La gagnante de l'émission de télé-réalité alémanique MusicStar crie son amour pour Dieu.

(Keystone)

Incertitude face à l’avenir, faillite du modèle consumériste, besoin de suivre une ligne et de s’identifier à un groupe.

Le temps où la religion était jugée «pas cool» est révolu. Les jeunes se tournent à nouveau vers Dieu, mais restent souvent hors des Eglises traditionnelles.

«Or, un jeune homme nommé Eutychus, qui était assis sur la fenêtre, s'endormit profondément pendant le long discours de Paul; entraîné par le sommeil, il tomba du troisième étage en bas, et il fut relevé mort.»

En réalité, selon l’Evangile, le jeune Eutychus était seulement évanoui. Il a survécu. Une métaphore qui peut servir aujourd’hui encore pour illustrer le risque qu’encourent les Eglises traditionnelles face à une concurrence acharnée.

Attirer le fidèle

«Pour vendre la foi, les nouvelles Eglises n’hésitent pas à engager des moyens peu conventionnels», observe le sociologue de la religion Jörg Stolz.

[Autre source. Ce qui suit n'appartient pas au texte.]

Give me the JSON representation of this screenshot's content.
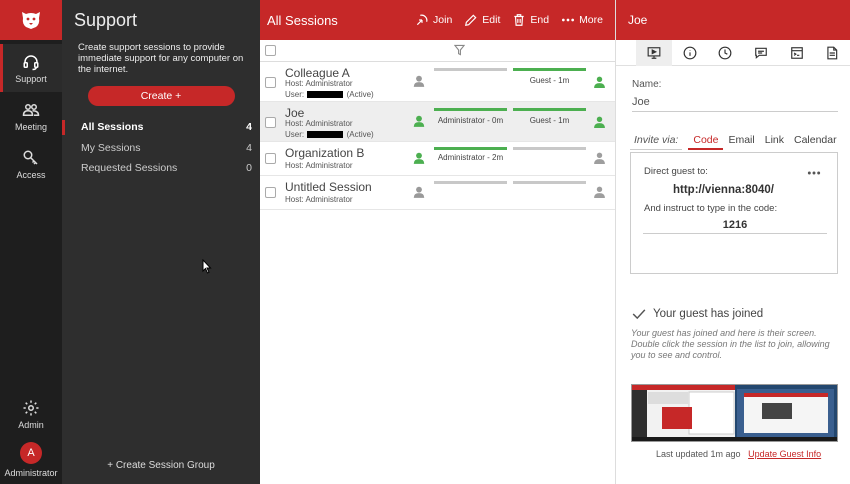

Cela dit, les Eglises traditionnelles ont de tous temps utilisé le spectaculaire et le grandiose pour attirer les fidèles. Il suffit de penser à l’architecture des cathédrales gothiques et des églises baroques ou encore la musique.

Mais rien de révolutionnaire tout de même. Si le Pape a participé à quelques concerts rock durant les rassemblements de jeunes, la structure de la liturgie catholique reste plutôt classique.

En revanche, certaines Eglises placent la musique au cœur-même de la célébration. Le prêtre devient prédicateur. La chaire se transforme en scène.

En Suisse, c’est le cas notamment de l’International Christian Fellowship (ICF), une Eglise libre dérivée du fondamentalisme évangélique américain. L’un des «produits» à succès de la scène religieuse, selon Jörg Stolz.

Séduire les jeunes

«La Bible reste notre référence. Ce qui change, c’est le style de la présentation, moderne et attractive, explique Daniel Linder, porte-parole de l’ICF. Nous voulons attirer les personnes qui ne vont pas à l’église ou qui n’y vont plus parce qu’elles la jugent dépassée.»

Chaque week-end, les jeunes fidèles de l’ICF se réunissent. Transcendés par la musique, les lumières et les prédicateurs (qui ont le même âge qu’eux), ils chantent, dansent et vivent une expérience de transe collective.

Arrivée en Suisse il y a huit ans seulement, l’ICF est désormais présente dans une quinzaine de villes. Elle compte déjà 5000 fidèles. Et leur nombre augmente de 25% chaque année.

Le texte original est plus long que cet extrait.